The objective of CRM is to accomplish the necessary primary tillage and prepare the best seedbed possible with a minimum number of equipment passes while maintaining a minimum disturbance of the crop residue. The present invention is an improvement that helps produce a better seedbed.
It is an object of the instant invention to provide an agricultural primary tillage implement that is designed to perform complete tillage of the soil in a single pass while leaving a raised-berm seedbed with reduced residue and smaller clod sizes of soil in line with the shank swath.
It is another object of the instant invention to provide an agricultural primary tillage implement that supports the Crop Residue Management approach to farming.
It is a further object of the instant invention to provide an agricultural primary tillage implement employing a row cleaner assembly in front of the shank.
It is a still further object of the instant invention to provide an agricultural primary tillage implement that prepares an improved seedbed.
It is an even still further object of the instant invention to provide an agricultural primary tillage implement that prepares a seedbed with better seed-to-soil contact and cleaner soil for the planter to run in, preventing planter plugging and uneven seed planting depth.

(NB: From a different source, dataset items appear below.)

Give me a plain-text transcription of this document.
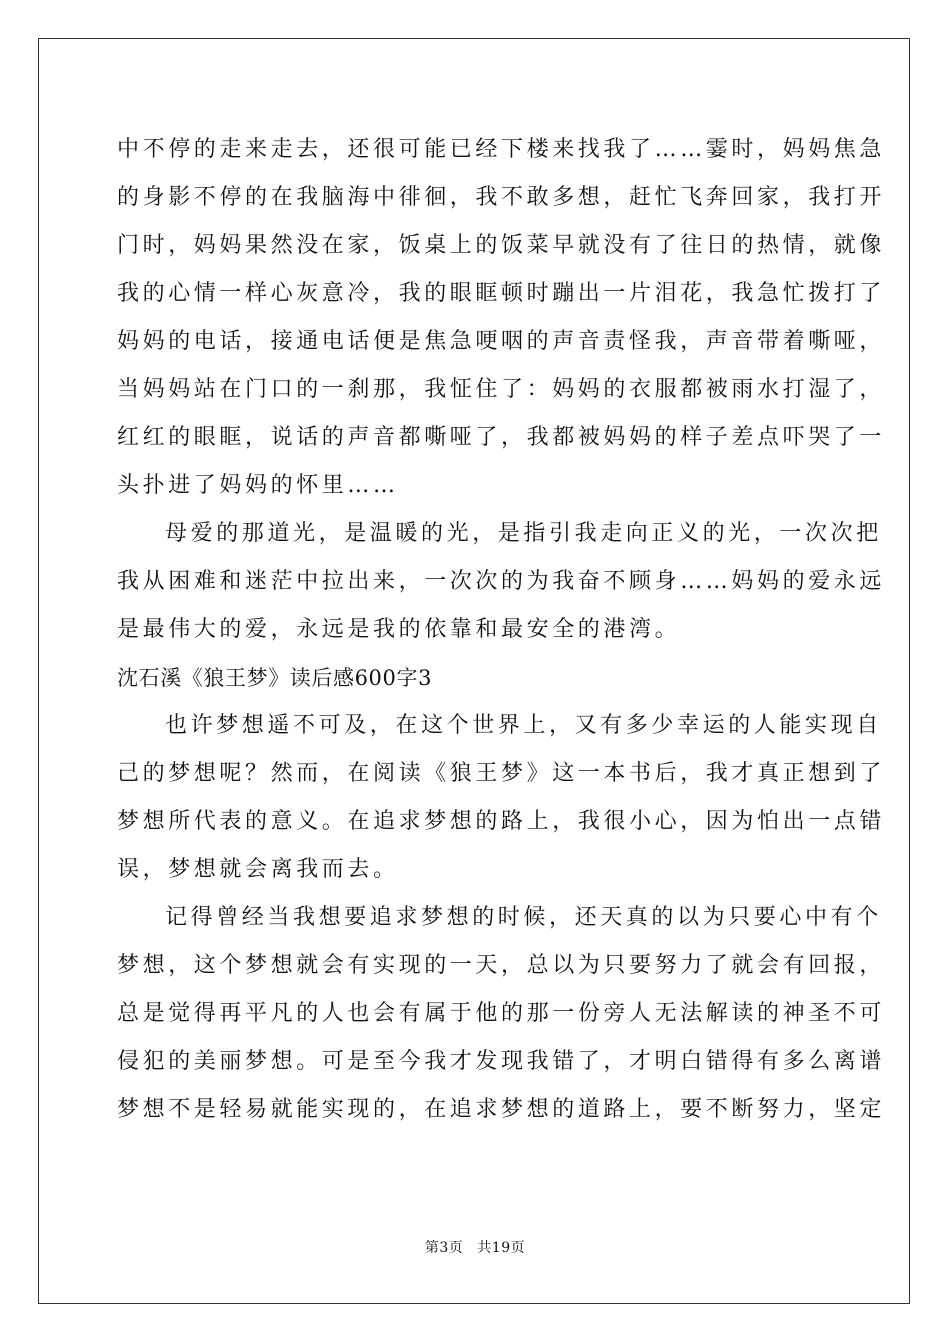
中不停的走来走去，还很可能已经下楼来找我了……霎时，妈妈焦急
的身影不停的在我脑海中徘徊，我不敢多想，赶忙飞奔回家，我打开
门时，妈妈果然没在家，饭桌上的饭菜早就没有了往日的热情，就像
我的心情一样心灰意冷，我的眼眶顿时蹦出一片泪花，我急忙拨打了
妈妈的电话，接通电话便是焦急哽咽的声音责怪我，声音带着嘶哑，
当妈妈站在门口的一刹那，我怔住了：妈妈的衣服都被雨水打湿了，
红红的眼眶，说话的声音都嘶哑了，我都被妈妈的样子差点吓哭了一
头扑进了妈妈的怀里……
母爱的那道光，是温暖的光，是指引我走向正义的光，一次次把
我从困难和迷茫中拉出来，一次次的为我奋不顾身……妈妈的爱永远
是最伟大的爱，永远是我的依靠和最安全的港湾。
沈石溪《狼王梦》读后感600字3
也许梦想遥不可及，在这个世界上，又有多少幸运的人能实现自
己的梦想呢？然而，在阅读《狼王梦》这一本书后，我才真正想到了
梦想所代表的意义。在追求梦想的路上，我很小心，因为怕出一点错
误，梦想就会离我而去。
记得曾经当我想要追求梦想的时候，还天真的以为只要心中有个
梦想，这个梦想就会有实现的一天，总以为只要努力了就会有回报，
总是觉得再平凡的人也会有属于他的那一份旁人无法解读的神圣不可
侵犯的美丽梦想。可是至今我才发现我错了，才明白错得有多么离谱
梦想不是轻易就能实现的，在追求梦想的道路上，要不断努力，坚定
第3页 共19页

These and other objects are obtained by providing an agricultural primary tillage implement with a row cleaner assembly attached in front of the shank. That row cleaner is adjustable fore-and-aft for optimum clearance between the shank and a leading soil preparation apparatus to maximize clearance for residue movement. The row cleaner is also adjustable for depth. The row cleaner assembly reduces the amount of residue in line with the shank path (row) and creates smaller clod sizes of soil in line with the shank swath, resulting in a better seedbed and faster warm up in the spring, enabling the planter to run in cleaner soil, preventing planter plugging and uneven seed planting depth as well as resulting in better seed-to soil-contact.